On a recent visit to Sierra Leone, I met a lovely expectant mother named Susan Kellie. This was the fourth pregnancy for the 23-year-old with a shy smile, and she was sitting in the shade outside a maternal waiting home with other soon-to-be mothers. They had come because they lived far away and, once labor began, wanted to be near a clinic supported by Partners In Health, a global health nonprofit.
Kellie knows the importance of good care. She mourns the loss of a previous child, at a different clinic, and is doing all she can to keep this one — and herself — alive.
That’s no small task. Sierra Leone has one of the world’s worst maternal mortality rates. Nearly 1 in 17 women will die in pregnancy or childbirth, according to the World Bank. It’s an abysmal statistic, especially when compared to the United States, where the rate is 1 in 3,800.
It’s no mystery why maternal mortality is so high in Sierra Leone. With few other choices, most women give birth at home, where there is no electricity or running water. No sterile sheets or equipment. No doctor nearby, should complications arise. And no surgical ward or lifesaving medications, in case of obstructed labor or hemorrhaging.

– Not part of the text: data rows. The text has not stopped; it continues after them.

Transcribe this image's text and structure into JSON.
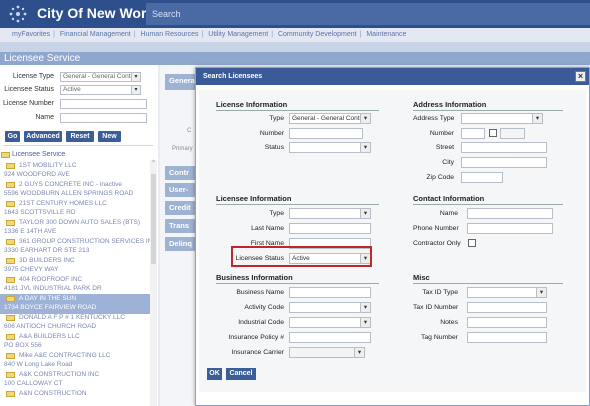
{
  "header": {
    "title": "City Of New World",
    "search_placeholder": "Search"
  },
  "menu": [
    "myFavorites",
    "Financial Management",
    "Human Resources",
    "Utility Management",
    "Community Development",
    "Maintenance"
  ],
  "service_title": "Licensee Service",
  "left": {
    "license_type_label": "License Type",
    "license_type_value": "General - General Contr",
    "licensee_status_label": "Licensee Status",
    "licensee_status_value": "Active",
    "license_number_label": "License Number",
    "name_label": "Name",
    "buttons": {
      "go": "Go",
      "advanced": "Advanced",
      "reset": "Reset",
      "new": "New"
    },
    "tree_root": "Licensee Service",
    "items": [
      {
        "name": "1ST MOBILITY LLC",
        "addr": "924 WOODFORD AVE"
      },
      {
        "name": "2 GUYS CONCRETE INC - inactive",
        "addr": "5596 WOODBURN ALLEN SPRINGS ROAD"
      },
      {
        "name": "21ST CENTURY HOMES LLC",
        "addr": "1643 SCOTTSVILLE RD"
      },
      {
        "name": "TAYLOR 300 DOWN AUTO SALES (BTS)",
        "addr": "1336 E 14TH AVE"
      },
      {
        "name": "361 GROUP CONSTRUCTION SERVICES INC",
        "addr": "3330 EARHART DR STE 213"
      },
      {
        "name": "3D BUILDERS INC",
        "addr": "3975 CHEVY WAY"
      },
      {
        "name": "404 ROOFROOF INC",
        "addr": "4181 JVL INDUSTRIAL PARK DR"
      },
      {
        "name": "A DAY IN THE SUN",
        "addr": "1734 BOYCE FAIRVIEW ROAD"
      },
      {
        "name": "DONALD A F P # 1 KENTUCKY LLC",
        "addr": "606 ANTIOCH CHURCH ROAD"
      },
      {
        "name": "A&A BUILDERS LLC",
        "addr": "PO BOX 556"
      },
      {
        "name": "Mike A&E CONTRACTING LLC",
        "addr": "840 W Long Lake Road"
      },
      {
        "name": "A&K CONSTRUCTION INC",
        "addr": "100 CALLOWAY CT"
      },
      {
        "name": "A&N CONSTRUCTION",
        "addr": ""
      }
    ]
  },
  "bg": {
    "tabs": [
      "General",
      "Contr",
      "User-",
      "Credit",
      "Trans",
      "Delinq"
    ],
    "primary_label": "Primary",
    "c_label": "C"
  },
  "modal": {
    "title": "Search Licensees",
    "license_info": {
      "heading": "License Information",
      "type_label": "Type",
      "type_value": "General - General Contr",
      "number_label": "Number",
      "status_label": "Status"
    },
    "address_info": {
      "heading": "Address Information",
      "address_type_label": "Address Type",
      "number_label": "Number",
      "street_label": "Street",
      "city_label": "City",
      "zip_label": "Zip Code"
    },
    "licensee_info": {
      "heading": "Licensee Information",
      "type_label": "Type",
      "last_name_label": "Last Name",
      "first_name_label": "First Name",
      "status_label": "Licensee Status",
      "status_value": "Active"
    },
    "contact_info": {
      "heading": "Contact Information",
      "name_label": "Name",
      "phone_label": "Phone Number",
      "contractor_only_label": "Contractor Only"
    },
    "business_info": {
      "heading": "Business Information",
      "business_name_label": "Business Name",
      "activity_code_label": "Activity Code",
      "industrial_code_label": "Industrial Code",
      "insurance_policy_label": "Insurance Policy #",
      "insurance_carrier_label": "Insurance Carrier"
    },
    "misc": {
      "heading": "Misc",
      "tax_id_type_label": "Tax ID Type",
      "tax_id_number_label": "Tax ID Number",
      "notes_label": "Notes",
      "tag_number_label": "Tag Number"
    },
    "ok": "OK",
    "cancel": "Cancel"
  },
  "colors": {
    "header": "#2d4f8c",
    "button": "#3b5d98",
    "highlight": "#c0272d"
  }
}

For Sierra Leonean women, pregnancy is a life-threatening condition. And they are hardly alone. More than 300,000 women around the world died due to complications related to pregnancy or childbirth in 2015, according to the Centers for Disease Control and Prevention.

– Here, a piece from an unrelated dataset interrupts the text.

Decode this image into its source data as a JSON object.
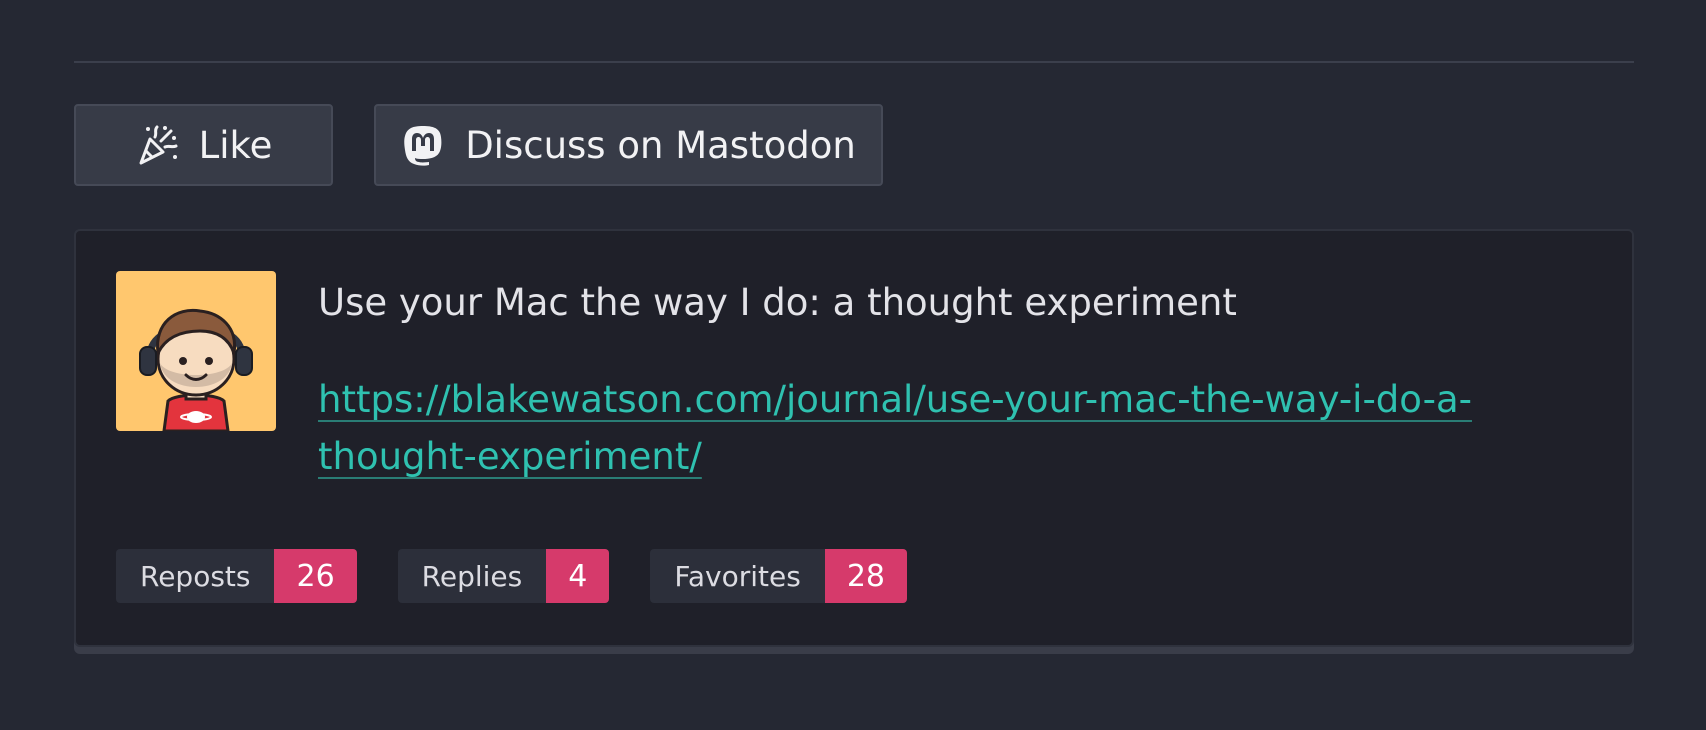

Here in the United States, most women don’t spend a lot of time thinking, “I hope I don’t die in childbirth.” It’s not part of our day-to-day reality, any more than is dying from Ebola, malaria, or tuberculosis.
But that is false comfort.
Research shows that U.S. women run an outsized risk of dying in childbirth compared to other high-income countries. The New York Times, NPR and ProPublica, among others, have recently reported about the crisis. Black women are at especially high risk — being three to four times more likely to die during pregnancy or childbirth than white women.
The United States’ maternal mortality rate places us behind countries including Saudi Arabia, Kazakhstan and Bosnia and Herzegovina — despite our possession of the world’s most advanced and expensive health care system.
The reason why some women die in childbirth and others don’t has nothing to do with biology or culture, and everything to do with apathy.
What I’m advocating for is not a miracle ... It’s [a] system that values mothers and mothering.
We have the tools to reduce maternal mortality, to stop what my colleagues would call “stupid deaths,” especially in poor countries like Sierra Leone. There is no need for high-tech inventions. The need simply is for everyday interventions — such as electricity, sterile birth kits, blood banks, medications to stop hemorrhaging, doctors trained to provide emergency cesarean sections and nurse anesthetists to assist in this most routine of operations.
We need community health workers who know when their neighbors are pregnant so they can accompany them to prenatal checkups, where complications are detected early. And we need waiting homes where expectant mothers, many of whom live far from health facilities, can stay to be near trained professionals when labor begins.
What I’m advocating for is not a miracle. It’s a health system that patients can rely on for quality, reliable care. It’s also a system that values mothers and mothering. We need both for humane maternal care — and that’s true from the poorest to the richest nations in the world.
After meeting Kellie, I walked through the newly renovated Koidu Government Hospital, which also is supported by PIH. I passed through sections dedicated to labor and delivery. Nearby, an operating room stood open 24 hours a day, seven days a week, for emergency C-sections. I ended my tour in the recovery ward, where new mothers cuddled healthy infants.
None of these sections were fully functioning when PIH arrived at the height of the Ebola epidemic in 2014. Thankfully, for mothers like Kellie, they are now.
After returning home to Boston, I learned that nurses escorted Kellie from the maternal waiting home to the government hospital. Her labor wasn’t progressing properly, and doctors knew they had to act quickly. She was admitted and prepped for surgery. Soon thereafter, a surgeon performed a cesarean section and delivered Kellie’s healthy baby into her arms.
Since 2016, in the government-related hospitals PIH works with in Sierra Leone, births have increased 15 percent, neonatal deaths have dropped significantly and the waiting time for a C-section has dropped from a peak of 16 hours to just 45 minutes.
Think of what more could be done — there and in every nation where women risk their lives by giving life.